Investing.com — The U.S. commerce panorama is below scrutiny as traders brace for potential tariff escalations below a brand new administration.
Barclays (LON:) analysts on near-total visibility into commodities crossing U.S. borders, stated Mexico’s rising prominence because the U.S.’s largest buying and selling associate raises issues in regards to the impression of potential import duties.
The 2019 U.S.-China commerce struggle serves as a reference for potential challenges.
Analysts be aware declines in home rail and trucking volumes, in addition to contractions in international freight markets, throughout that interval. Whereas tariffs might disrupt commerce with Canada and Mexico, commerce amongst North American companions expanded below the prior U.S.-Mexico-Canada Settlement.
Tariff escalation with China would seemingly hit international freight suppliers and Western railroads hardest, notably these reliant on grain exports. Broader actions affecting Europe or North America might disrupt ground-based transportation sectors like trucking and railroads.
Client items stay a focus. Electronics, accounting for one-third of U.S. shopper items imports, are primarily sourced from China and Mexico.

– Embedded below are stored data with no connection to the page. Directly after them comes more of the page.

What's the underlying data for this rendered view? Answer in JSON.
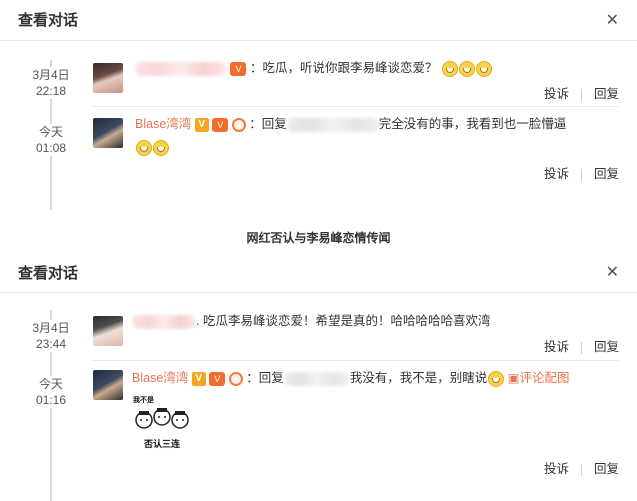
{
  "caption": "网红否认与李易峰恋情传闻",
  "panels": [
    {
      "title": "查看对话",
      "close": "✕",
      "messages": [
        {
          "date": "3月4日",
          "time": "22:18",
          "text": "：吃瓜，听说你跟李易峰谈恋爱？",
          "report": "投诉",
          "reply": "回复"
        },
        {
          "date": "今天",
          "time": "01:08",
          "author": "Blase湾湾",
          "reply_prefix": "：回复",
          "text": "完全没有的事，我看到也一脸懵逼",
          "report": "投诉",
          "reply": "回复"
        }
      ]
    },
    {
      "title": "查看对话",
      "close": "✕",
      "messages": [
        {
          "date": "3月4日",
          "time": "23:44",
          "text": ". 吃瓜李易峰谈恋爱！希望是真的！哈哈哈哈哈喜欢湾",
          "report": "投诉",
          "reply": "回复"
        },
        {
          "date": "今天",
          "time": "01:16",
          "author": "Blase湾湾",
          "reply_prefix": "：回复",
          "text": "我没有，我不是，别瞎说",
          "image_link": "评论配图",
          "meme_caption": "否认三连",
          "meme_top": "我不是",
          "report": "投诉",
          "reply": "回复"
        }
      ]
    }
  ],
  "icons": {
    "close": "close-icon",
    "verified": "verified-v-icon",
    "vip": "vip-badge-icon",
    "emoji": "grin-emoji-icon",
    "image": "image-icon"
  },
  "colors": {
    "accent": "#eb7350",
    "text": "#333333",
    "divider": "#e6e6e6"
  }
}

Attire and footwear imports have shifted considerably from China to Southeast Asia lately. Corporations like Ralph Lauren (NYSE:) have lowered reliance on China, with sourcing dropping to single digits as of late 2024.

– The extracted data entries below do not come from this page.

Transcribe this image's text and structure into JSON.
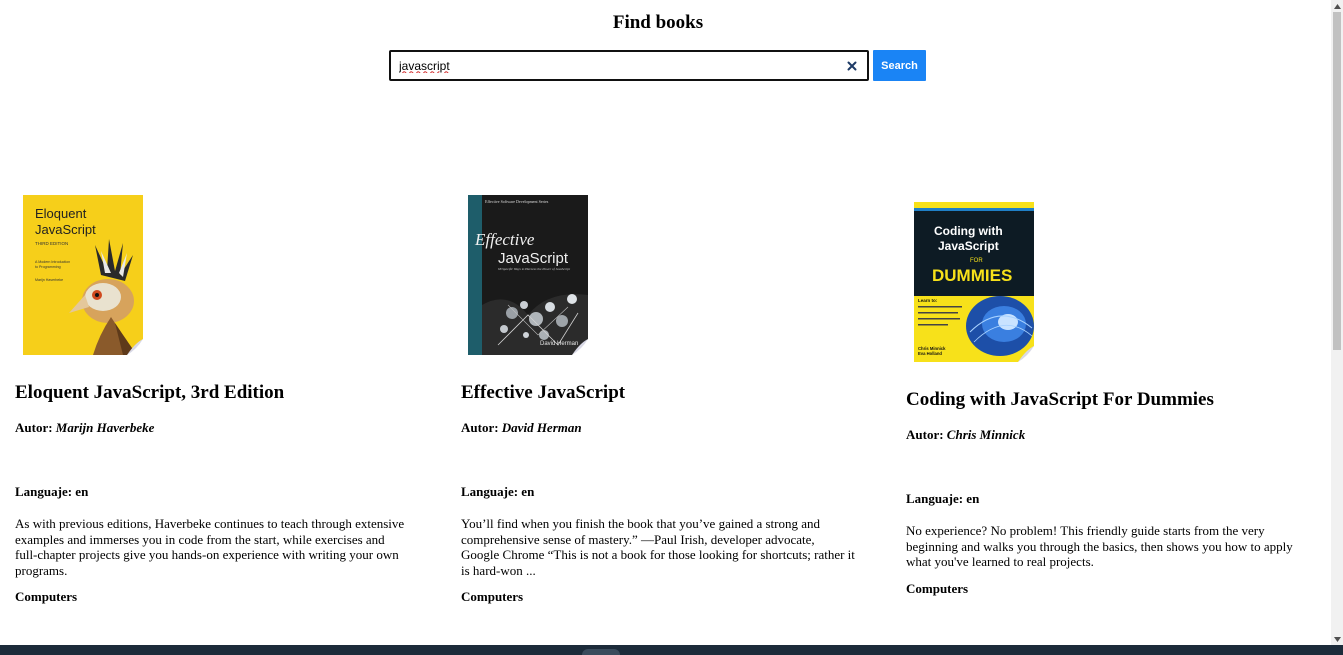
{
  "page": {
    "title": "Find books"
  },
  "search": {
    "value": "javascript",
    "placeholder": "",
    "button_label": "Search",
    "clear_icon": "close-icon"
  },
  "colors": {
    "search_button": "#1a84f5",
    "taskbar": "#1c2b3a"
  },
  "books": [
    {
      "title": "Eloquent JavaScript, 3rd Edition",
      "author_label": "Autor: ",
      "author": "Marijn Haverbeke",
      "language_label": "Languaje: en",
      "description": "As with previous editions, Haverbeke continues to teach through extensive examples and immerses you in code from the start, while exercises and full-chapter projects give you hands-on experience with writing your own programs.",
      "category": "Computers",
      "cover": {
        "title_line1": "Eloquent",
        "title_line2": "JavaScript",
        "edition": "THIRD EDITION",
        "subtitle_line1": "A Modern Introduction",
        "subtitle_line2": "to Programming",
        "author": "Marijn Haverbeke"
      }
    },
    {
      "title": "Effective JavaScript",
      "author_label": "Autor: ",
      "author": "David Herman",
      "language_label": "Languaje: en",
      "description": "You’ll find when you finish the book that you’ve gained a strong and comprehensive sense of mastery.” —Paul Irish, developer advocate, Google Chrome “This is not a book for those looking for shortcuts; rather it is hard-won ...",
      "category": "Computers",
      "cover": {
        "series": "Effective Software Development Series",
        "title_line1": "Effective",
        "title_line2": "JavaScript",
        "subtitle": "68 Specific Ways to Harness the Power of JavaScript",
        "author": "David Herman"
      }
    },
    {
      "title": "Coding with JavaScript For Dummies",
      "author_label": "Autor: ",
      "author": "Chris Minnick",
      "language_label": "Languaje: en",
      "description": "No experience? No problem! This friendly guide starts from the very beginning and walks you through the basics, then shows you how to apply what you've learned to real projects.",
      "category": "Computers",
      "cover": {
        "title_line1": "Coding with",
        "title_line2": "JavaScript",
        "for": "FOR",
        "dummies": "DUMMIES",
        "learn_to": "Learn to:",
        "authors_line1": "Chris Minnick",
        "authors_line2": "Eva Holland"
      }
    }
  ]
}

Industrials additionally face dangers. Sectors closely reliant on imports from Mexico, China, and Canada embrace automotive elements, HVAC gear, and energy instruments. Corporations like Stanley Black & Decker (NYSE:) and Rockwell Automation (NYSE:) might even see pricing pressures, whereas internet exporters like Honeywell (NASDAQ:) and 3M might fare higher.
European logistics firms, too, have publicity to trans-Atlantic and trans-Pacific commerce lanes. Potential disruptions, reminiscent of port strikes, might amplify challenges for international provide chains.